Bei der deutschen Linken ist der Vorwurf beliebt, Donald Trump und Elon Musk ginge es in Wahrheit nur um die weitere Vermehrung ihres enormen Reichtums durch politische Einflußnahme. Überhaupt sei „der Kapitalismus“ das Krebsübel dieser Welt. Das ist eine ziemlich unverfrorene Behauptung, wenn sie ausgerechnet von denjenigen kommt, deren präferiertes Wirtschaftssystem überall auf der Welt krachend gescheitert ist. Es ist nicht der Kapitalismus das Problem, sondern die skrupellose Gier.

Der Grenzwert des Geldes nimmt mit zunehmendem Privatreichtum immer weiter ab. So ist es kein Wunder, daß Elon Musk angesichts der Drohung, man könne Werbung bei „X“ stornieren, wenn er nicht brav sei, gelassen konterte. Wer in seinem Fall glaube, daß Geld ihn noch immer dazu motivieren könne, dieses zu tun und jenes zu lassen, müsse wohl ein wenig unterbelichtet sein. Elon Musks Vermögen wuchs allein binnen der vergangenen zwei Jahre um 35 Milliarden Dollar. Das sind 35.000 Millionen. Nein, Elon Musk braucht nicht noch mehr Geld, sondern er kann sich erlauben, so viel auszugeben wie und wofür er möchte. Zum Beispiel, um CNN zu kaufen. Es kann kein Fehler sein, einen Präsidenten und präsidiale Mitstreiter zu haben, die es nicht nötig haben, sich irgendwelchen Lobbyinteressen zu beugen, weil sie schon alles haben. Segen des Kapitalismus‘, sozusagen.
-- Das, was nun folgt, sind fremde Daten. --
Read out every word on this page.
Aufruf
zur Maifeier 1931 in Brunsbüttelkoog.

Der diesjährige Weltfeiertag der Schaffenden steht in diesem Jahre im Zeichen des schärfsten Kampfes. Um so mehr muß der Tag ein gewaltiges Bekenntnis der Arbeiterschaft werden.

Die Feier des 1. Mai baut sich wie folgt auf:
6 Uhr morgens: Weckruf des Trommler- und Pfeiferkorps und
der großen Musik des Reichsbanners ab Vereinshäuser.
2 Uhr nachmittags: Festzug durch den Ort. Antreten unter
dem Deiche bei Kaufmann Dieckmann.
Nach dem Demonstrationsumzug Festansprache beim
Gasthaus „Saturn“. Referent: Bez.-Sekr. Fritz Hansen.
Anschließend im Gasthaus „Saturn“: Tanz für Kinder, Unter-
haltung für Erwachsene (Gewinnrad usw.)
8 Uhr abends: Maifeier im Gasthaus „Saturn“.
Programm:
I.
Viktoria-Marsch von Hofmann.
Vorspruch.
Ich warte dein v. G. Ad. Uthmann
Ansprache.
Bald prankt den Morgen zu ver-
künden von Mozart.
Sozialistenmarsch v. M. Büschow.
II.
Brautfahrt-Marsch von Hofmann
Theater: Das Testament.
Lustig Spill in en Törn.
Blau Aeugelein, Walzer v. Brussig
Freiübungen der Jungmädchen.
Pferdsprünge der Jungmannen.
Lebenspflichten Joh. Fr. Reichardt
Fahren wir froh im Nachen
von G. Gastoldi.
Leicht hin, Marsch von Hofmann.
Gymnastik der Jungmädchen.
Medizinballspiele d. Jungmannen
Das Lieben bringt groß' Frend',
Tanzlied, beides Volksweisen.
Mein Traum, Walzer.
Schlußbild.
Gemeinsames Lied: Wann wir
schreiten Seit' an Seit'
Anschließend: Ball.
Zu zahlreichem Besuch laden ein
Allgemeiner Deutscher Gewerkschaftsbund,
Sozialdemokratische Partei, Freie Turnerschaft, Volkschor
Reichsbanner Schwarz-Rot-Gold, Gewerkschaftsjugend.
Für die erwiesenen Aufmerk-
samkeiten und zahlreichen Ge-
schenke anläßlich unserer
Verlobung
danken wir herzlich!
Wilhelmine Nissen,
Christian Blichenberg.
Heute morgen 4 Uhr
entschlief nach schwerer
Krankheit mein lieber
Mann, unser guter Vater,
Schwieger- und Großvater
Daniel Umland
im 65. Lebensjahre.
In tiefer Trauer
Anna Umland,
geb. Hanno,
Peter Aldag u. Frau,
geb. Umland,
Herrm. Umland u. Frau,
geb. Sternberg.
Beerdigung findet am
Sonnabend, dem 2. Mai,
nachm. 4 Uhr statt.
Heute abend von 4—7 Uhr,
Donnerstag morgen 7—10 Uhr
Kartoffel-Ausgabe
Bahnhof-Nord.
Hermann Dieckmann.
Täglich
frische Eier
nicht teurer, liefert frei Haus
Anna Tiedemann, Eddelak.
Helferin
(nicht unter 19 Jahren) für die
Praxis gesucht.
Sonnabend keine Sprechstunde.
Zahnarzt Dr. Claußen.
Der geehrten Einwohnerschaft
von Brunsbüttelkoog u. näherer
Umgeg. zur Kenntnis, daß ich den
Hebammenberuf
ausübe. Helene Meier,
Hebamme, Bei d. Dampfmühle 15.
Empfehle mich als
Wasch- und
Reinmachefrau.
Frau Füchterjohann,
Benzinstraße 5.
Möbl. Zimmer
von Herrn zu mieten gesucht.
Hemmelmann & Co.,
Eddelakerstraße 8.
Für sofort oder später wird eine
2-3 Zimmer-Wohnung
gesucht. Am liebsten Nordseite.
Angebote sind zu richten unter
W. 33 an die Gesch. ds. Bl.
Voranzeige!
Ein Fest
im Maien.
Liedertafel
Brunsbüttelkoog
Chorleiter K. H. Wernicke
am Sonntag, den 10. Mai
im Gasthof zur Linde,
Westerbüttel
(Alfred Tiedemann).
Amerika wieder „great again“ zu machen, bedeutet in Trumps Sichtweise, dem je individuellen Entfaltungspotential unter materialistischen Gesichtspunkten freien Lauf zu lassen und die ideologische Indoktrinierung zu beenden. Das heißt, daß er den bürokratisch-fiskalischen Würgegriff, der dieses Entfaltungspotential zu strangulieren droht, deutlich lockern wird. Man wird sehen, welche Konsequenzen das hat. Inzwischen kann man sich anschauen, wie es Argentinien mit Javier Miliei ergeht. Der hat einen Popularitäts-Höhenflug gerade bei denjenigen, die vorher als sozialistisches Staatsmündel begriffen – und auf diese Weise entmündigt worden waren. Kurz: Trump steht für die Überzeugung, daß sich zu regen auch Segen bringen wird. Daß er dafür von den Sozialisten aller Länder gehasst wird, die ihre eigenen, steuerfinanzierten Nannystaats-Felle davonschwimmen sehen, ist nur zu verständlich.

Resümee

Alles in allem ist Donald Trump viel Glück bei der Umsetzung seiner Pläne zu wünschen, nicht zuletzt deswegen, weil das dem europäischen „Publikum“ endlich die Augen für seine eigenen Defizite öffnen wird. Fast der gesamte Kntinent befindet sich in der Geiselhaft von utopistisch-totalitären Gesellschaftsdesignern. Aber wie man so sagt: Schaumer mal, dann seng ma’s scho. Lassen wir uns einfach überraschen und urteilen wir nicht vorschnell. Eventuell ist „Trump“ tatsächlich ein Synonym für „Zeitenwende“ im sogenannten Wertewesen. Eine solche wäre längst überfällig. Daß sie dennoch mit aller Macht hätte verhindert werden sollen – und daß das auch weiterhin versucht werden wird -, ist klar. Dieser Tage wurden schon wieder „hitmen“ verhaftet, die geplant hatten, Trump zu erschießen. Sollte Donald Trump seine eigene Courage überleben und vier erfolgreiche Jahre für den Weltfrieden und für Amerika hinlegen, dann hieße der nächste US-Präsident mit Sicherheit J.D. Vance und die Zeitenwende könnte dann als vollzogen bezeichnet werden. Also: Abwarten, Tee trinken und sich währenddessen am Geflenne der westlichen Kulturmarxisten delektieren.